Я так и сделала. Объяснила, что мою мать и дядю забрали из дома солдаты и мы пытаемся найти своих родных. Потом отец заговорил на универсальном языке – вложил золотые монеты в руку солдата, одетую в перчатку.
В свете уличного фонаря ответ немца смотрелся выразительно. Слова его заняли все пространство между нами.
– Verschwenden Sie nicht Ihr Geld, – сказал он, бросил монеты на землю и мотнул головой в сторону дома, снова напоминая нам, что мы нарушаем комендантский час.
– Мое золото такое же, как у всех! – зло крикнул вслед уходившим солдатам отец. – Мы найдем других, Минка, – пообещал он. – Должен найтись в гетто служивый, который не откажется от денег за информацию.
Я присела и стала собирать монеты, блестевшие на мостовой.
– Да, папа, – сказала я, понимая, что сама в это не верю, слова солдата были мне вполне понятны.
Не трать зря свои деньги.
На следующий день после исчезновения матери я пошла на работу. Пропали и несколько девушек с нашей фабрики; остальные шили и плакали. Я села за пишущую машинку, попыталась погрузиться в заполнение бланков заявок, но ничего не получалось.
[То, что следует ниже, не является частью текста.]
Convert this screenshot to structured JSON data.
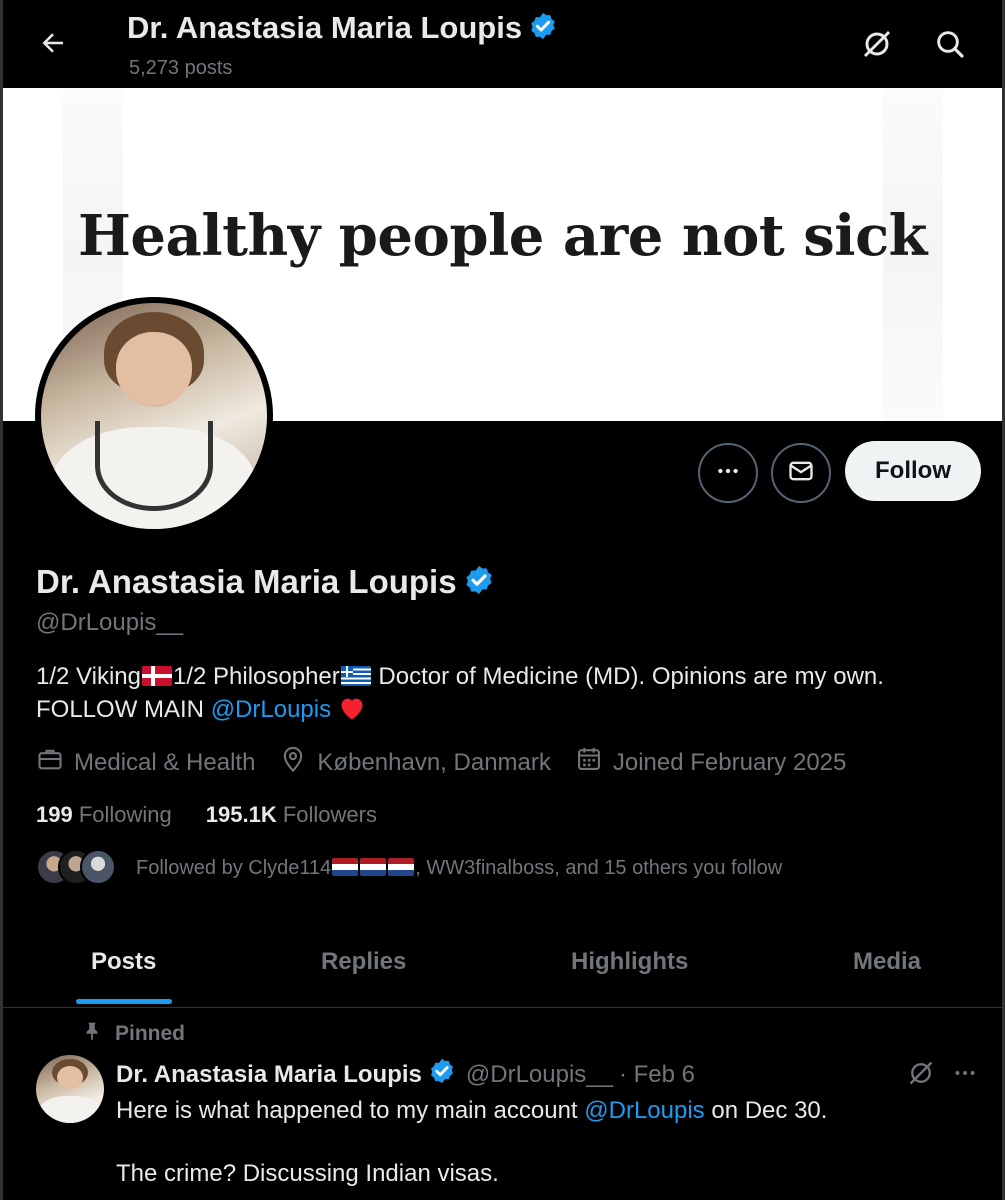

Сбившись в пятый раз подряд, я стукнула по клавиатуре кулаком, так что все молоточки одновременно взлетели вверх, и на бумаге пропечаталась строчка какой-то белиберды, как будто весь мир сошел с ума.
Герр Фассбиндер вышел из своего кабинета и увидел, что я плачу.
– Ты расстраиваешь других девушек, – сказал он, и тогда я заметила, что некоторые из них смотрят на меня сквозь стекло, отделявшее мой стол от цеха. – Иди сюда.
Я прошла в его кабинет и села за стол, где обычно писала под диктовку.
Герр Фассбиндер не стал притворяться, что не знает о вчерашних Aussiedlung. И он не убеждал меня не лить слез, а вместо этого протянул свой носовой платок.
– Сегодня будешь работать здесь, – сказал герр Фассбиндер и оставил меня, закрыв за собой дверь.
Пять дней я была ни жива ни мертва на работе и как призрак бродила по дому, молча прибирала за отцом, который ничего не ел и не разговаривал. Бася кормила его бульоном с ложки, как Мейера. Я не представляла, как он справляется с работой в пекарне, наверное, его товарищи брали на себя то, чего он не мог сделать сам. И решить, что хуже – потерять мать в одно мгновение или терять отца постепенно, я тоже не могла.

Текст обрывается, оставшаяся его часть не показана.